00:15:27.830 Overall, as a general guideline, maintaining about 25% of your theoretical process capacity tends to yield the best results, and determining exact needs through Little's Law calculations provides concrete metrics.

00:15:56.960 Incorporating factors like core availability can further optimize setups. For instance, ideally, we want two processes per available core on a server to better handle situations where requests come in faster than they can be processed.

00:16:39.800 This discussion leads us to thread-related considerations. Ruby's limitations with threading can create unpredictability in environments utilizing it. Threads in JRuby however, operate under true parallelism, increasing overall throughput.

00:17:03.550 As we look towards the future of Ruby and its evolutions, guilds and autoscaling initiatives may offer even more streamlined provisioning options without increasing complexity in management.

00:17:47.960 To wrap it up, Little's Law ties together arrival rates and response times to provide a basis for determining processing needs, allowing practical insights into reducing costs while maintaining efficient service across applications.

00:18:29.390 Thank you very much for attending this discussion. More information is available in my book, and I’d love to answer any questions you have in the last few minutes.

00:19:12.000 Audience member: How does Little's Law compare against other more telephony-oriented formulas such as Erlang?
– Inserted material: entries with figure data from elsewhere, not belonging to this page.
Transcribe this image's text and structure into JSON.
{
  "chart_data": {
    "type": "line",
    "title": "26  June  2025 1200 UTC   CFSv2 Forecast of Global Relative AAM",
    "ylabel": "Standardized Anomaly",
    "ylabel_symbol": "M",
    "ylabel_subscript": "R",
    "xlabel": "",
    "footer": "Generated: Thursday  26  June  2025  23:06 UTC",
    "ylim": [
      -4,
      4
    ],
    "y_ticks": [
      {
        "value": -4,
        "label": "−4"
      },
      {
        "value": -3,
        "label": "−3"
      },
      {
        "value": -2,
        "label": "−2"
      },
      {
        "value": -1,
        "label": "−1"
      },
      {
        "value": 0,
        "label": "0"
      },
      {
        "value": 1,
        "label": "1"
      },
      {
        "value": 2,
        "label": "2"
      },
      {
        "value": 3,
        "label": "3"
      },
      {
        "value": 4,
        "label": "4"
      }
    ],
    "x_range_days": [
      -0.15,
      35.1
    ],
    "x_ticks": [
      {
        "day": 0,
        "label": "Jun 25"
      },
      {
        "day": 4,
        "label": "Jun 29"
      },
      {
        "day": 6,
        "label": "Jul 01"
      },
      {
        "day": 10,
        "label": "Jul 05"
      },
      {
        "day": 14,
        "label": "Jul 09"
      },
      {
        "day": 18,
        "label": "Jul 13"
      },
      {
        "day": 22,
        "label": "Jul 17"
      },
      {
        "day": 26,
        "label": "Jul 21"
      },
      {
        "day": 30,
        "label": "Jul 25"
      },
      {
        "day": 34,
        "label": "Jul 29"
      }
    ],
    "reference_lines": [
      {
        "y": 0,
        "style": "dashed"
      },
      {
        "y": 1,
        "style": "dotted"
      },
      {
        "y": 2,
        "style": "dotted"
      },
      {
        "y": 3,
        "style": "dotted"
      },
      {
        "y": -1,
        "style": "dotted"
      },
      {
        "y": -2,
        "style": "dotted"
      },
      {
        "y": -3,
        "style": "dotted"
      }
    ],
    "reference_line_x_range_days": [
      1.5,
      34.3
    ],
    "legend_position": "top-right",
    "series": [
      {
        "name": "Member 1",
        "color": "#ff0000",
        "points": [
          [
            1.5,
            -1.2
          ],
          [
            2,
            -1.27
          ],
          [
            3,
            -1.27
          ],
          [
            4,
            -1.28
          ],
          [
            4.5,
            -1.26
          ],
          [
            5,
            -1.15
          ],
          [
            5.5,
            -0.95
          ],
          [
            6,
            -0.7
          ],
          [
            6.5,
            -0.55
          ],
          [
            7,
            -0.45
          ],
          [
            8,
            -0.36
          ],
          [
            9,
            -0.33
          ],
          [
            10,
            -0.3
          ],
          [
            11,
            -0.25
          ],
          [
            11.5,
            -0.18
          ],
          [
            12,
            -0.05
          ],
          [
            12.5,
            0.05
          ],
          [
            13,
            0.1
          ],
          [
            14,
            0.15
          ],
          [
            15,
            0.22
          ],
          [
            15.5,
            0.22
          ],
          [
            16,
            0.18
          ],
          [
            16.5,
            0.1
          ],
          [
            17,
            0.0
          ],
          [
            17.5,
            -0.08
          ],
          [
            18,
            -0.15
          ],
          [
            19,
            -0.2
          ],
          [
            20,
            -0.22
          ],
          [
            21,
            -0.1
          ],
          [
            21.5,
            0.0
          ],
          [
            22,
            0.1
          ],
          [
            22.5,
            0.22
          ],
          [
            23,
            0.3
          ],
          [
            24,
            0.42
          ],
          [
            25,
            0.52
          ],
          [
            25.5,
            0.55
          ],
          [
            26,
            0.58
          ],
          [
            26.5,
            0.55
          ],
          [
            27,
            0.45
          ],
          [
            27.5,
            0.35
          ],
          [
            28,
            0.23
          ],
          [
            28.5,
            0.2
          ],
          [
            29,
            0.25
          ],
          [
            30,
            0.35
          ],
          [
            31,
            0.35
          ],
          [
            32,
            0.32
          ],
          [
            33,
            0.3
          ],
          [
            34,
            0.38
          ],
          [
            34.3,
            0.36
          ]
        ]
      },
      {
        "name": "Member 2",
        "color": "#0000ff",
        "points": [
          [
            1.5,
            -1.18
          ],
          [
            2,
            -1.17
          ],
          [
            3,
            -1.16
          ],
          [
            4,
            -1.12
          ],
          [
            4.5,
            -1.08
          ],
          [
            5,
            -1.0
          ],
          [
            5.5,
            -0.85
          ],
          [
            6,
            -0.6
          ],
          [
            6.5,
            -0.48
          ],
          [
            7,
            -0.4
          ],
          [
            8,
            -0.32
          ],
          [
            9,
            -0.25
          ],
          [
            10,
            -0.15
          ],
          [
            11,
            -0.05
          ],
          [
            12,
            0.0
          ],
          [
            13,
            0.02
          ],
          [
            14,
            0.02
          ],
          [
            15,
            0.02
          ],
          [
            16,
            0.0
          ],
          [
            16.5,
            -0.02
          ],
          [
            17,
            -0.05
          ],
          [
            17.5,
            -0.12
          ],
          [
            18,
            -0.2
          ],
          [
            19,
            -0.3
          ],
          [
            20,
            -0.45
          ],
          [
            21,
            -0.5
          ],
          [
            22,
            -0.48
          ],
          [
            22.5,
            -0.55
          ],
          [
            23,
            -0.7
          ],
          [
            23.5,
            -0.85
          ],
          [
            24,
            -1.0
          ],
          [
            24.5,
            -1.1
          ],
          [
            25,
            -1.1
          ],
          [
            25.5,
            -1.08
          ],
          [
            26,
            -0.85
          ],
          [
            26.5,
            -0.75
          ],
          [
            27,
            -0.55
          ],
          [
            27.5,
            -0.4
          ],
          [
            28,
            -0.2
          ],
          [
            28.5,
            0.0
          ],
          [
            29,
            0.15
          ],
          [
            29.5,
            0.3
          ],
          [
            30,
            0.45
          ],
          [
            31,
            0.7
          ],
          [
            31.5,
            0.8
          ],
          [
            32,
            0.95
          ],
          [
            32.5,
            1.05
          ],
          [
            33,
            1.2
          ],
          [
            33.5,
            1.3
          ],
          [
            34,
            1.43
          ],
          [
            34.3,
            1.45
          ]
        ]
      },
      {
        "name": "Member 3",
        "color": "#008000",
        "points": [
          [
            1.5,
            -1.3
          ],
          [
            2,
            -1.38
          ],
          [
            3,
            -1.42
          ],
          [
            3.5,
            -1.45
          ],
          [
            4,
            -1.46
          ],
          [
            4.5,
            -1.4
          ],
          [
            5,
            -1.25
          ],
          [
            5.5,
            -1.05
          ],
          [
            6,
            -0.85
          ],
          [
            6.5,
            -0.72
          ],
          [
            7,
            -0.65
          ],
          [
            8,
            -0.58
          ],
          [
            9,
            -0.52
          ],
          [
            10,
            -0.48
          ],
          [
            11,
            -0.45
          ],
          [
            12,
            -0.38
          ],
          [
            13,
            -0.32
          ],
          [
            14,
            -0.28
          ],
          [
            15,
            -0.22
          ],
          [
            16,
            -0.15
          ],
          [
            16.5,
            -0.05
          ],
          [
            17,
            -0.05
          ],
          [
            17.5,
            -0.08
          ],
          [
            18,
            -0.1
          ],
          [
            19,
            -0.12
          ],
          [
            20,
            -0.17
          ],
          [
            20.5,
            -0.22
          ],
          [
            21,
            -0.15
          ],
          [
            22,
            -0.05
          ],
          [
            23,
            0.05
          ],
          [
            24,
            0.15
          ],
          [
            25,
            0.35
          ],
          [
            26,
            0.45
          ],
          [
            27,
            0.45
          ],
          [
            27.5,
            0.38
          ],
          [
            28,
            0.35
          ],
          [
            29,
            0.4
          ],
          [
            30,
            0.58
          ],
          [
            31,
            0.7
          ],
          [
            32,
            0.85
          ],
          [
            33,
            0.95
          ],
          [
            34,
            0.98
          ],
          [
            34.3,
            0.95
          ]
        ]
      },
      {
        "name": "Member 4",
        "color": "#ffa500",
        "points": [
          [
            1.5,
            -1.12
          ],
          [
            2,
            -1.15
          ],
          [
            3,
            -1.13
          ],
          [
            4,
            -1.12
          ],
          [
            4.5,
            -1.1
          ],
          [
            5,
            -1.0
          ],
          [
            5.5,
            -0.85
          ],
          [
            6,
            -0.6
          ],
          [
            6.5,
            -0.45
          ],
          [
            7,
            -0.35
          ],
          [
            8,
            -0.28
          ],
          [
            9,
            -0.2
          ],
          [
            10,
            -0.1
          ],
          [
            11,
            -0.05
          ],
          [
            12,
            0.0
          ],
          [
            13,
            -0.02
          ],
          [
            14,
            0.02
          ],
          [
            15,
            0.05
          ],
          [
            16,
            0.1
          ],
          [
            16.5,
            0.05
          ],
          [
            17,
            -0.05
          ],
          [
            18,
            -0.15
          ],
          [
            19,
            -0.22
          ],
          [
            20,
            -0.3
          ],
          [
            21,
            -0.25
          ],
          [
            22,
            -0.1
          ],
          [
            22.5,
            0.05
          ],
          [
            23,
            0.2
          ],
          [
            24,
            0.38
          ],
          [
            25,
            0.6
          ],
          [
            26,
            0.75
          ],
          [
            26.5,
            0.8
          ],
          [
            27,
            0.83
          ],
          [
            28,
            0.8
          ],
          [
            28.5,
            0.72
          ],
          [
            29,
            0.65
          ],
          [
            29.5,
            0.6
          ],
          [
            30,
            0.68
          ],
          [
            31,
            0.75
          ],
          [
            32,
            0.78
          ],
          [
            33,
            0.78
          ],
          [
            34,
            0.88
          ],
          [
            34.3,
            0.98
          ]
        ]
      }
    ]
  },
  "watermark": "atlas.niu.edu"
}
00:19:56.200 Nate: I'm not familiar with those formulas, so I can't provide a direct comparison.

00:20:43.570 Audience member: How do you account for the availability trade-off when scaling?

00:21:36.170 Nate: The availability factor shows up in many real-world scenarios—often clients hesitate to scale down to one server due to fears of downtime. My experience shows that as long as the architecture is sound, these concerns can usually be alleviated through adjusting resources and measuring their impact.

00:22:39.920 Audience member: So would you suggest maintaining that 75% process availability?

00:23:16.400 Nate: Yes, that's a good approach but always adjust it based on your actual measurements in production.

00:23:52.780 Audience member: Could you elaborate on the statistical foundations behind your factors?

00:24:28.440 Nate: The rough factor of four is based on empirical results, where I've seen clients operating around that range without impacting response times in a negative way. It's always good practice to monitor and adjust accordingly.

00:25:12.350 Nate: Thank you everyone! Now we can conclude, and if you'd like, we can head into a break.